Did you know?" column on
July 24, 2010. The text of the entry was: Did you know ... that
Wolf Point, which was part of the original 58-block 1830 plan of
Chicago, was the original social center of the city and is now owned by the
Kennedy family? | |||||||||||||
Current status: Good article |
This article is rated GA-class on Wikipedia's
content assessment scale. It is of interest to the following WikiProjects: | |||||||||||||||||||||||||||||||||||||||||||||
|
Is there a better source for this? It is only mentioned in the short paragraph that the CBS article (ref 2) gives over to history; I'm fairly sure that the journalist of this article did minimal historical research and that this is probably copied from a press release, or something similar. None of the other sources cited thus far mention Wolf Point as the location of Chicago's first Native American trading post. I would have thought that this appellation would be given to Jean Baptiste Pointe du Sable's cabin at the mouth of the river. Without another source giving more information (names & dates) I think that we should remove this fact from the article. — Jeremy ( talk) 13:48, 5 August 2010 (UTC)

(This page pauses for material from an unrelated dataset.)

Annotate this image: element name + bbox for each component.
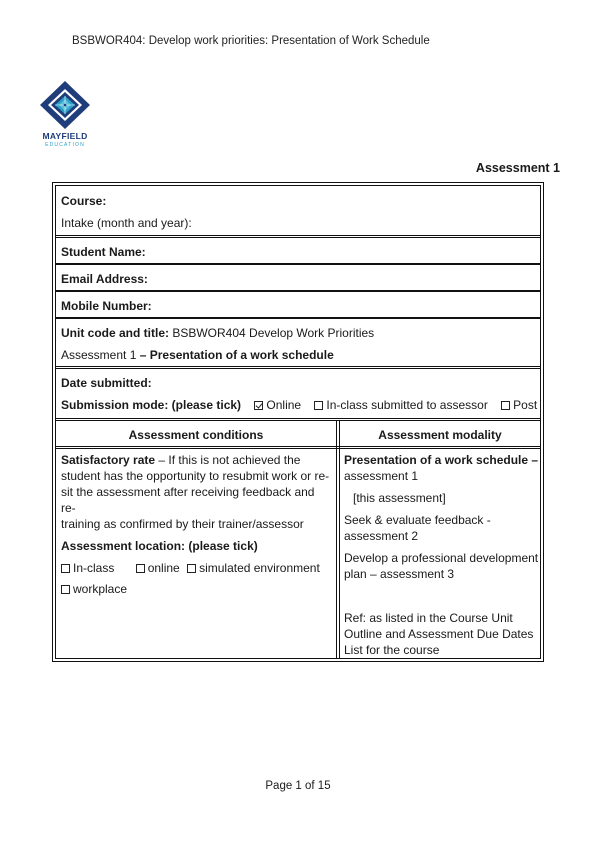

As far as I can tell from the history books and historical journal articles in Chicago that I have looked at, the chronology of early non-native activities around the mouth of the Chicago River and Wolf Point goes something like this: Jolliet and Marquette, though probably not the first Europeans to visit the area, are the first recorded to have visited the Chicago River in 1673. Marquette returned in 1674, camped a few days near the mouth of the river, then moved on to the portage, where they over-wintered. Two of LaSalle's men over-wintered at the portage in 1682. There is a myth of a fort at Chicago in 1685, but there is no evidence that this ever existed. The Mission of the Guardian Angel was established somewhere in the vicinity of Chicago in 1696, but no one really knows where—some sources speculate that it was on the Chicago River, but others place it in Skokie. Pilette de St. Ange and his wife may have lived at the mouth of the river in about 1765, but again no one knows where. A trader named Guillory might have settled near the Chicago River in around 1778, and I suppose that it is possible that his is the trading post referred to in the CBS article. In Checagou: From Indian Wigwam to Modern City Milo M. Quaife recounts that in 1818 Antoine des Champs showed Gurdon S. Hubbard the remians of a corn field supposed to have been cultivated by Guillory, and in 1823 a government expedition used the name Gary River to refer to the north branch of the Chicago River, suggesting that Guillory's property, if it existed, had been on the north branch (so perhaps at Wolf Point). But to me, this does not look like enough evidence to say with certainty that the first trading post was at Wolf Point. The first settlement that anyone can definitively place (both in date and place) was Pointe du Sable's trading post, which he may have established at the mouth of the Chicago River some time before 1779, but was definitely there from about 1784 until he sold it in 1800. The CBS journalist doen't cite their source, and I cannot verify their claim in any other source, so I am going to remove this information from the article.— Jeremy ( talk) 16:03, 5 August 2010 (UTC)
I made some minor changes before realizing the GA review was in progress, Sorry.
I have one, hopefully, minor question, the map shows railroad tracks on the west bank but no mention is made of them, today, in the article. Have they been pulled up? abandoned? A review of satellite photos clicked through the coordinates link suggests they may still be in use by ?. Perhaps they still deliver to some building or are used as side rails? Thanks.